A story is told of an English woman who became engaged to a native Australian. She started from England to meet her fiancé at Adelaide. She had told her friends she was to be married to an Australian native. When she reached the end of her long journey and came ashore friends in Australia who met her, pointing to a kangaroo close by, remarked that the animal was the native Australian. "What!" shouted the bride-to-be. "Am I engaged to marry a kangaroo?"
The national flower is that of the wattle tree. This tree grows large, its leaves are small and of a very dark green color, and the limbs are dense. Blossoms come out very thick, and leaves, limbs and body of the tree are hidden from view under a profusion of rich, gold-colored flowers. Tracts of wattle-tree groves extend for miles, and when all the trees are in bloom it is a treat for the eyes seeking floral beauty.
Mutton and lamb are the meats chiefly eaten. One seldom gets a good cup of coffee in British territory, for the reason that the British are a tea-drinking race, and the same applies to Australia. As evidence of the hospitality met with in homes of British colonists, food dainties are always served with tea to callers.
After having said good-by to Adelaide, we boarded a train going to Melbourne. Upon reaching Ballarat, having heard of the Eureka Stockade, behind which gold miners defied militia in 1854, induced a longing to see this historical spot on the Australian continent where men faced each other with firearms. The skirmish between miners and troops came about through the authorities charging miners exorbitant sums for gold mining licenses. A stockade was thrown up—it is there to-day—and from that shelter bullets whizzed at the troops, and soldiers' bullets whizzed at the miners. The battle lasted ten minutes, after two dozen miners had been killed. With this exception, Australia is as barren of warfare lore as a large part of the country is of vegetation.

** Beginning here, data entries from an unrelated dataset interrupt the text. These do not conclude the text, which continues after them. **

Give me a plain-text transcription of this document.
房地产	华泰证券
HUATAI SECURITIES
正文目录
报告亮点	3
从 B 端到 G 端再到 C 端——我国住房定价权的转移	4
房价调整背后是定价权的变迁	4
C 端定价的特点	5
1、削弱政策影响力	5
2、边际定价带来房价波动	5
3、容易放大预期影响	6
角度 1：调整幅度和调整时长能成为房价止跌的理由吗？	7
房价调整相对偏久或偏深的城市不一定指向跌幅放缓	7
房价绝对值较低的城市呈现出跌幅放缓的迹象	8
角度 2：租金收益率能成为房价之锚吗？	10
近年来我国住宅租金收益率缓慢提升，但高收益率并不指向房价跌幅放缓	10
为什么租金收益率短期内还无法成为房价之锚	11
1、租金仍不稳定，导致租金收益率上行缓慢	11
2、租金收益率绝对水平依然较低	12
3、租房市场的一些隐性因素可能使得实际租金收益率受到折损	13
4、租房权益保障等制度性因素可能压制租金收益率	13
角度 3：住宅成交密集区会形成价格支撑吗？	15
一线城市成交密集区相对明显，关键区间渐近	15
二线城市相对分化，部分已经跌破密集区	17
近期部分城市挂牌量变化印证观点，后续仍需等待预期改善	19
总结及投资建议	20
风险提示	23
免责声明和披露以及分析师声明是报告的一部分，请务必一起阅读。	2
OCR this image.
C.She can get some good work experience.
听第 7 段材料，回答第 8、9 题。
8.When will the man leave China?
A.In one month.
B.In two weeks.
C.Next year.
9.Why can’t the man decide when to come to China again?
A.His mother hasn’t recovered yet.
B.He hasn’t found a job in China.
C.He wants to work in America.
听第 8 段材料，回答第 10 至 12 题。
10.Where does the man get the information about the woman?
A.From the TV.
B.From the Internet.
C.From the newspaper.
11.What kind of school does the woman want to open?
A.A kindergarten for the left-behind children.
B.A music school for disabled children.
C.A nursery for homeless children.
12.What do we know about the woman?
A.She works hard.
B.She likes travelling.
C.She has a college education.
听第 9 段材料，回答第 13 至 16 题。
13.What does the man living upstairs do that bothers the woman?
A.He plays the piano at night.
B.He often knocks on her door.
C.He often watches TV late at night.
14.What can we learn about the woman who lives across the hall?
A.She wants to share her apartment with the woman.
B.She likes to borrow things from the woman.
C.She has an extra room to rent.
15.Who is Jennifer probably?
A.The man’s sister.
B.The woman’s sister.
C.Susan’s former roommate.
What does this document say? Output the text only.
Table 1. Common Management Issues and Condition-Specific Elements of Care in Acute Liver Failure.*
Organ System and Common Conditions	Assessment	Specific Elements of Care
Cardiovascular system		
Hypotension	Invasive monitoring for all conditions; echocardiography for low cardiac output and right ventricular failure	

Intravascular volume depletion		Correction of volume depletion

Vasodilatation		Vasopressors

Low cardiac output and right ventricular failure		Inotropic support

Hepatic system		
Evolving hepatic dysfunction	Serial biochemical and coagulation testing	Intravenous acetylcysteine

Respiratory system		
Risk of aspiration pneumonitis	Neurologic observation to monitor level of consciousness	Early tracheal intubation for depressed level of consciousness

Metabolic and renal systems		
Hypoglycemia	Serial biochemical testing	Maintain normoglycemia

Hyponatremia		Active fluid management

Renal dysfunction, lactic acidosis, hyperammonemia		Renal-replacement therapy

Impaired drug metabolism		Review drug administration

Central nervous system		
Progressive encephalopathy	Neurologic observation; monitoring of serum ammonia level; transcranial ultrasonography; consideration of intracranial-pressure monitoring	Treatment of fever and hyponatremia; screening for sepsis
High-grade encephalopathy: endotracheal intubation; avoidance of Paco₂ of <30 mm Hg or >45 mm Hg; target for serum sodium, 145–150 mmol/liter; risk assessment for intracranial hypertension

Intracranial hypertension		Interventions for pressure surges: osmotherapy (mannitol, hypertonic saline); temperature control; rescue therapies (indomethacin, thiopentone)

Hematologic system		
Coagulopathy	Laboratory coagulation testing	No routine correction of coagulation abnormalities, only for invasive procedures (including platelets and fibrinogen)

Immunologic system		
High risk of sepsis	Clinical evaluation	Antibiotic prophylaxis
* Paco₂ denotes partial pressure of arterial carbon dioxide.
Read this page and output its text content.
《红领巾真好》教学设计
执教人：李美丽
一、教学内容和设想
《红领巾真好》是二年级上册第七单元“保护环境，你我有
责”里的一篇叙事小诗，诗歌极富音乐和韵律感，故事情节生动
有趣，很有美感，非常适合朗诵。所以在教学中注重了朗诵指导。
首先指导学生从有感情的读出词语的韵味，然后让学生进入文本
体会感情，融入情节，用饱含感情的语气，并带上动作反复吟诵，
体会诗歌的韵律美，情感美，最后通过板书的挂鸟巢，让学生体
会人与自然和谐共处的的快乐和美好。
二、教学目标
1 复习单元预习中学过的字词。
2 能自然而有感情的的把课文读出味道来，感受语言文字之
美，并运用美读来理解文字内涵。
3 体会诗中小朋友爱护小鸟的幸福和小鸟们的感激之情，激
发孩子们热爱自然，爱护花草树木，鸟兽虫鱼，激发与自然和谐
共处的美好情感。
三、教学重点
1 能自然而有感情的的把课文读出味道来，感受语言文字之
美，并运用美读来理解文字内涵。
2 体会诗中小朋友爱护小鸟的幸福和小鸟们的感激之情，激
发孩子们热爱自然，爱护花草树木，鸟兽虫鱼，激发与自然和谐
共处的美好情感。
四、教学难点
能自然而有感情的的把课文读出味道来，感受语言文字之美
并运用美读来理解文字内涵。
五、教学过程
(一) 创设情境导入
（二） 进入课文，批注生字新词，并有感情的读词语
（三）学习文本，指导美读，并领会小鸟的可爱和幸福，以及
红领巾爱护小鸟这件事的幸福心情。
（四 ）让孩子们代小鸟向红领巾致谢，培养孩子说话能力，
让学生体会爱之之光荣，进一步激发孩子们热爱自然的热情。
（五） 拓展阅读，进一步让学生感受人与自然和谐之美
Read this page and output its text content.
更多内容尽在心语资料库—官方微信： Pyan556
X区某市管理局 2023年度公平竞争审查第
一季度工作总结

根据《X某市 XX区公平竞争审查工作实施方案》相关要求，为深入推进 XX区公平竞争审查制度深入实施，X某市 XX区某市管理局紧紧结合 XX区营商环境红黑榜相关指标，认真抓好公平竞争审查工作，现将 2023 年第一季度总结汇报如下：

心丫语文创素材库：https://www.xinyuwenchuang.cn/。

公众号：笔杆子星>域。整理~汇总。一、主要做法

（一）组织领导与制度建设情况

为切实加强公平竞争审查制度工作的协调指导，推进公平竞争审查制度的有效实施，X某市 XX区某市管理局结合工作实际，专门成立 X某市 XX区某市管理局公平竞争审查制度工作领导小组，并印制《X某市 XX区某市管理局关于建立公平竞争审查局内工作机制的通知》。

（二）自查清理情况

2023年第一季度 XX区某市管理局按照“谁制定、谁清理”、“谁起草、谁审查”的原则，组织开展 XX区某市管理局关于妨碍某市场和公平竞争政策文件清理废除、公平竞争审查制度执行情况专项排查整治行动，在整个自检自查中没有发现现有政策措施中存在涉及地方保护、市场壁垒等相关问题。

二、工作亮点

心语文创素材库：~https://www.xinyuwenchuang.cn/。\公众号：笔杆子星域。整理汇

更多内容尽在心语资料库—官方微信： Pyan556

Gold mining is still in active operation, and profitable. While gold is mined in all the States of the Commonwealth, the output of the West Australia mines is greater than the combined production of the other five.
When gold was discovered in Ballarat, in 1850, 65,000 people landed in Melbourne the next year, and in five years 337,000 had found their way to the diggings, although in those days vessels were small and slow, and the distance from Europe to Melbourne is 13,000 miles.
Ballarat has a population of 50,000, is in the State of Victoria, and 75 miles west of Melbourne. One of the principal streets is 168 feet wide. How many cities are there in the United States, the size of Ballarat, having an art gallery, a museum and creditable botanical garden? Ballarat has these. A nice lake also is within the city limits. The attractiveness of this place is unusual for a gold mining center.
With an acquaintance, a football game between two crack elevens was attended, and the price of admission to the grounds was 12 cents.
Ballarat holds her own in the matter of buildings, good lighting and street car systems.